Down 2 Earth debuted with its 2015 album Wildfire, a well thought-out, self-produced project with a backpacker vibe that called to mind earlier underground hip-hop acts like Hieroglyphics and Madvillain. Throughout it, the trio managed to be thought-provoking and poetic while conveying a sense of lighthearted fun. The project has features from standout Bay Area artists — such as Souls of Mischief’s Tajai, IAMSU, and Kehlani — but its most entertaining parts are Clyde, Dayvid, and Azure’s playful, motormouth verses.

Wildfire allowed the members of Down 2 Earth establish a workflow and foundation for their next collaboration. And with Fair Share, they developed enough of a rapport with each other to be more vulnerable in their lyrics. Their verbose flows bounce off one another like beams of light, casting rainbow reflections on everything they touch.

And their choices in production also got looser and more experimental. On “Decades,” which Kuya Beats produced, Clyde’s voice glides over an elastic bass line that evokes an upright bass in a jazz ensemble. And on “Lose Me in the Stars,” whose beat is a collaboration among Kuya, Wax Roof, and Mikos Da Gawd, a frantic guitar lick builds to a crescendo over wonky synths.

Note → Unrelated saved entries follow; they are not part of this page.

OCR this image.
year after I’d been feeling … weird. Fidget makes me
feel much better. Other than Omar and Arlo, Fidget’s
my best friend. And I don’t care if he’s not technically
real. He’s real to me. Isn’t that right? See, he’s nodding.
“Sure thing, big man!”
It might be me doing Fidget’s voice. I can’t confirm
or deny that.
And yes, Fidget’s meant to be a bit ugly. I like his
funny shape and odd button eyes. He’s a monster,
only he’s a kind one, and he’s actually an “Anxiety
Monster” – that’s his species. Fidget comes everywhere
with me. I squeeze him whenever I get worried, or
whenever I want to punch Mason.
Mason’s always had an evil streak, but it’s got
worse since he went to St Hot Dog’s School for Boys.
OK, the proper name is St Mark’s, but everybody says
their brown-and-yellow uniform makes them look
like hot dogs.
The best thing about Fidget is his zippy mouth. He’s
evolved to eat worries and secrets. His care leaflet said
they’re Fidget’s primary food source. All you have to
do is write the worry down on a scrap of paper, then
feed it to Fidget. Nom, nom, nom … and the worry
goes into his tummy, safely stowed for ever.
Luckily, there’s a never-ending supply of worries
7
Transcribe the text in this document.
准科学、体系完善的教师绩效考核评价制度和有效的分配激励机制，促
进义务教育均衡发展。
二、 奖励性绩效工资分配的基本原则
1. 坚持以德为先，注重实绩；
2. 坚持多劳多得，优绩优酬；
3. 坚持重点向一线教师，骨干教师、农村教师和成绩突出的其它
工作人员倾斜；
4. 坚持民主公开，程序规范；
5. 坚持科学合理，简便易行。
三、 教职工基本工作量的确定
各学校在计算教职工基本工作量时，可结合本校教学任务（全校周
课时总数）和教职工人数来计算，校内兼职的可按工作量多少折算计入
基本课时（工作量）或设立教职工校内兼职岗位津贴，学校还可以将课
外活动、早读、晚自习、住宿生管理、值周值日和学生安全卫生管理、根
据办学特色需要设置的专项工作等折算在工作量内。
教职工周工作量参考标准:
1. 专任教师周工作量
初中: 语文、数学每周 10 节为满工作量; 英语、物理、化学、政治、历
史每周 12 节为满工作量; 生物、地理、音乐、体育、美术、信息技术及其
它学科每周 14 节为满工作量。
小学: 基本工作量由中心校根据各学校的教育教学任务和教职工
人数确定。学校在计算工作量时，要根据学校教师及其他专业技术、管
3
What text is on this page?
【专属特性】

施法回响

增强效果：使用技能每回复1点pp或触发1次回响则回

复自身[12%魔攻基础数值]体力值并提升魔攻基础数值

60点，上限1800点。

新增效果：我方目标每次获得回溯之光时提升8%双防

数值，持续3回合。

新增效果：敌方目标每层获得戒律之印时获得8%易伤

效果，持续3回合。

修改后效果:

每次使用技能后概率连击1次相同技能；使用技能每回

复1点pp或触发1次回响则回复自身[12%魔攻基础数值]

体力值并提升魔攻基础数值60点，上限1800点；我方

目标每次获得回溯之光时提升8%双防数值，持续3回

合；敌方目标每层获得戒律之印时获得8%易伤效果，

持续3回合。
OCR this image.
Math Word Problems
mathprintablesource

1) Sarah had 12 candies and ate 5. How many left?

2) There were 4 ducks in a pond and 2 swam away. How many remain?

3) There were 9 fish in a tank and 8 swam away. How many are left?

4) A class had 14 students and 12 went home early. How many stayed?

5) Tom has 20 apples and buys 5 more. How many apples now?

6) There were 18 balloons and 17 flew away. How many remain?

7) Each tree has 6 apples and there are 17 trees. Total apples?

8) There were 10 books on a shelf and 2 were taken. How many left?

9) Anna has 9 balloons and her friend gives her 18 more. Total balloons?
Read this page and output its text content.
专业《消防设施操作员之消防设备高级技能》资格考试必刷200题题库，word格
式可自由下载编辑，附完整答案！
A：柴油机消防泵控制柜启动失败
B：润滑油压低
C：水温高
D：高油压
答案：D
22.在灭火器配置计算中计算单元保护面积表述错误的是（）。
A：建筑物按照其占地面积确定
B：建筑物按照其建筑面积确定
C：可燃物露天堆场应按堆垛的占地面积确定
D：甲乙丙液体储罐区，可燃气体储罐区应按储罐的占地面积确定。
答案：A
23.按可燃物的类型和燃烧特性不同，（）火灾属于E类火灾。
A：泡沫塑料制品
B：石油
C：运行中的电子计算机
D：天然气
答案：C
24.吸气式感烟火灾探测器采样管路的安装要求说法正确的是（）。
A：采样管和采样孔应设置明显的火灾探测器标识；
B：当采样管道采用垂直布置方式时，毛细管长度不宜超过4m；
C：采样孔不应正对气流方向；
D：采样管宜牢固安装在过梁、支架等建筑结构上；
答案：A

“With Wildfire, it’s a lot of pretty straightforward contemporary hip-hop shit, like soul samples, ’70s-era shit,” said Azure. “And then in this new project, [Clyde] was digging deeper into older stuff, like ’60s stuff, instrumental albums, that kind of stuff. There’s a lot of guitars on this album.”

“We want it to sound bigger, fuller in sound,” added Clyde, pointing out that the project has more emotional depth, as well. “It’s really heartfelt. We wanna hit you in the head and the heart.”

Dayvid reflected on the nerve-wracking but ultimately rewarding process of writing personal lyrics in front of the other members of the group, often in the spur of the moment. “When you’re in the studio with two other dudes who have completely different experiences and shit and you’re really putting yourself out there, you’re already doubting yourself  — like, ‘Is this what I’m trying to convey?’ — but you’re doing that in real time with two audience members.”

Clyde and Azure reassured him, explaining that the spontaneous, collaborative process behind Fair Share helped them push themselves. None of them did much pre-planning for the album: Instead, they wrote and produced it together in the studio from start to finish. “It’s everyone playing their equal part, we all have a role to play. And it’s like, ‘Help out,’” said Clyde.

“Yeah, do your fair share,” added Azure, giggling at himself for making the obvious pun.